Стали попадаться прохожие. Слышался откуда-то говор, шум экипажа.
И опять затихло. Опять никого.
Одни только вечерние безмолвные дома.
Аквилонов все шел и шел. Сворачивал в незнакомые улицы. Забыл, что хотел взять извозчика, и все шел и шел.
И казалось ему, что он не в Ленинграде, не на Васильевском острове, а на улицах какого-то маленького городка, даже не русского городка — не то английского, не то испанского.
«Что за глупости! — с досадой думал Аквилонов, — нервы, что ли? Надо взять себя в руки».
Остановился, вздрогнул от неожиданности.
Из-за угла медленно, почти бесшумно выбежали погребальные дроги.

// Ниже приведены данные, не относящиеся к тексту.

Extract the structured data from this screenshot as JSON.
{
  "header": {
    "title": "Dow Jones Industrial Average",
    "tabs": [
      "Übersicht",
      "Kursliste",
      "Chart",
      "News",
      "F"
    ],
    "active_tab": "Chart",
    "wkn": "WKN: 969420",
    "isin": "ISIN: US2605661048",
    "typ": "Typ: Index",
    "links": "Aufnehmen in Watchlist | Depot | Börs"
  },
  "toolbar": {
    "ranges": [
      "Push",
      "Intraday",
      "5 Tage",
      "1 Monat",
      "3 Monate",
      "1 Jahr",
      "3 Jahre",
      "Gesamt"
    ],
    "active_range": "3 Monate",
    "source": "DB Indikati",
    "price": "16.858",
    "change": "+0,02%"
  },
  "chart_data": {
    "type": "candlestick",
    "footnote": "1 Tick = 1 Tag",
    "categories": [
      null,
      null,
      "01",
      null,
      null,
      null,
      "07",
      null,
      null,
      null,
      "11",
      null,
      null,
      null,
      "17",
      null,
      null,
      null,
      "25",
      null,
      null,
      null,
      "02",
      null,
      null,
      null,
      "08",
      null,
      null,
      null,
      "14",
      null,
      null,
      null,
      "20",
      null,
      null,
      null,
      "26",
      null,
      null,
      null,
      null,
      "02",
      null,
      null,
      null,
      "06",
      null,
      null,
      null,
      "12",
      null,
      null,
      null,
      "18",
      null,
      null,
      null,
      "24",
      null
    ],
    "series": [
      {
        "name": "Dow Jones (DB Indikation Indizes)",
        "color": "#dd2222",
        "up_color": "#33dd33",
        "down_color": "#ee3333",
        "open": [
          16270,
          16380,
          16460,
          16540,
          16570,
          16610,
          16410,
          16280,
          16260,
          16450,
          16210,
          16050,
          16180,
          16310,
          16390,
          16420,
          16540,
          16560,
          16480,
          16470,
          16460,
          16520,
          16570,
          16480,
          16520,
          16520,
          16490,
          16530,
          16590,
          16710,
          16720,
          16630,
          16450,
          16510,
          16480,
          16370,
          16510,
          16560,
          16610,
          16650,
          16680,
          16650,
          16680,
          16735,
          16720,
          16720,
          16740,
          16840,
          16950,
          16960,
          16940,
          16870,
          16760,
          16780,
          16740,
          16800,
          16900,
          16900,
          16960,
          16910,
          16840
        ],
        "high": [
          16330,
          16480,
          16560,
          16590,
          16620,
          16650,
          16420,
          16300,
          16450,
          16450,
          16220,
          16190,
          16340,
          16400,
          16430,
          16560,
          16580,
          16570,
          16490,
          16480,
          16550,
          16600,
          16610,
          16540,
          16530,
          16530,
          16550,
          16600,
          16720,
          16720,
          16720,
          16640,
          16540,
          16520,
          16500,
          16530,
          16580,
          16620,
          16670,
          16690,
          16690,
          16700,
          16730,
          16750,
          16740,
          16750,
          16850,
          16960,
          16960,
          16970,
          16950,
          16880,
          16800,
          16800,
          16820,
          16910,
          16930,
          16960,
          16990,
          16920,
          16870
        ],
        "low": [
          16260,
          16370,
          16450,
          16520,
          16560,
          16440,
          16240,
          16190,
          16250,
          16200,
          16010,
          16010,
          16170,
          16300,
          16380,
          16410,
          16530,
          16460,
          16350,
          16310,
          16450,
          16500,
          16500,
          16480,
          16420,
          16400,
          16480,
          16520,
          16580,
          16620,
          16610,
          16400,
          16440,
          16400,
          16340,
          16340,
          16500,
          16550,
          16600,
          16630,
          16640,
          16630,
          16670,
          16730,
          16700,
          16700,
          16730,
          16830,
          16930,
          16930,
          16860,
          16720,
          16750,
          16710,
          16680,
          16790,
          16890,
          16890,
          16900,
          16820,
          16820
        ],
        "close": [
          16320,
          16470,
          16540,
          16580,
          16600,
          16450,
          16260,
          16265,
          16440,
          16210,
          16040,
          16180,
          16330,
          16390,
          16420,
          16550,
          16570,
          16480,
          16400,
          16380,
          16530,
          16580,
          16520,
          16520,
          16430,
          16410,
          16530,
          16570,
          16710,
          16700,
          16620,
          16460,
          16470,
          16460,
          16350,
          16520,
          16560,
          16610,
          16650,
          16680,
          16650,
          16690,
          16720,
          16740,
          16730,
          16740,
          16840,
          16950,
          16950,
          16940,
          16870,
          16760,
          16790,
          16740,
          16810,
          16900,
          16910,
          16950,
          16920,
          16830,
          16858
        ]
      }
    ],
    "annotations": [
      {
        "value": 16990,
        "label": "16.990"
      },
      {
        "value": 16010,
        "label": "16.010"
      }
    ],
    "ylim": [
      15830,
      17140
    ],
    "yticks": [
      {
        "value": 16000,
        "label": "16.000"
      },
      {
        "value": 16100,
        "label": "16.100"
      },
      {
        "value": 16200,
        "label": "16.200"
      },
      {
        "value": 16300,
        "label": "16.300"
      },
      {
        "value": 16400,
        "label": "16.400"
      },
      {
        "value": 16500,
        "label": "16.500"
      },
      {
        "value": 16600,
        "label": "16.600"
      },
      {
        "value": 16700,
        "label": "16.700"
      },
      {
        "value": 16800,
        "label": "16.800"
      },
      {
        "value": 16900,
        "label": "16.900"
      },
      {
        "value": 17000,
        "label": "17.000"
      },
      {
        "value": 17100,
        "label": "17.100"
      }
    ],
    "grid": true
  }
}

Два факельщика поддерживали под уздцы лошадей в черных попонах.
Сзади гроба шла женщина.
Осенью и весною, в пасмурные, быстро темнеющие дни, можно нередко встретить такие одинокие, как бы тайные, похороны.
Днем, когда светит солнце, шумны и многолюдны улицы, похоронные процессии не производят особенного впечатления.
Но в неурочный час, в мглистые, сыроватые сумерки, где-нибудь на тихих пустынных улицах покажутся огни погребальных фонарей, странные люди, задумчиво ведущие лошадей в черных попонах, — лошадей, задумчивых тоже, не похожих на животных; и гроб покачивается на колеснице, а сзади одна черная женщина, — такие процессии надолго остаются в памяти, нередко и снятся потом.
И теперь Аквилонову стало тоскливо и тревожно.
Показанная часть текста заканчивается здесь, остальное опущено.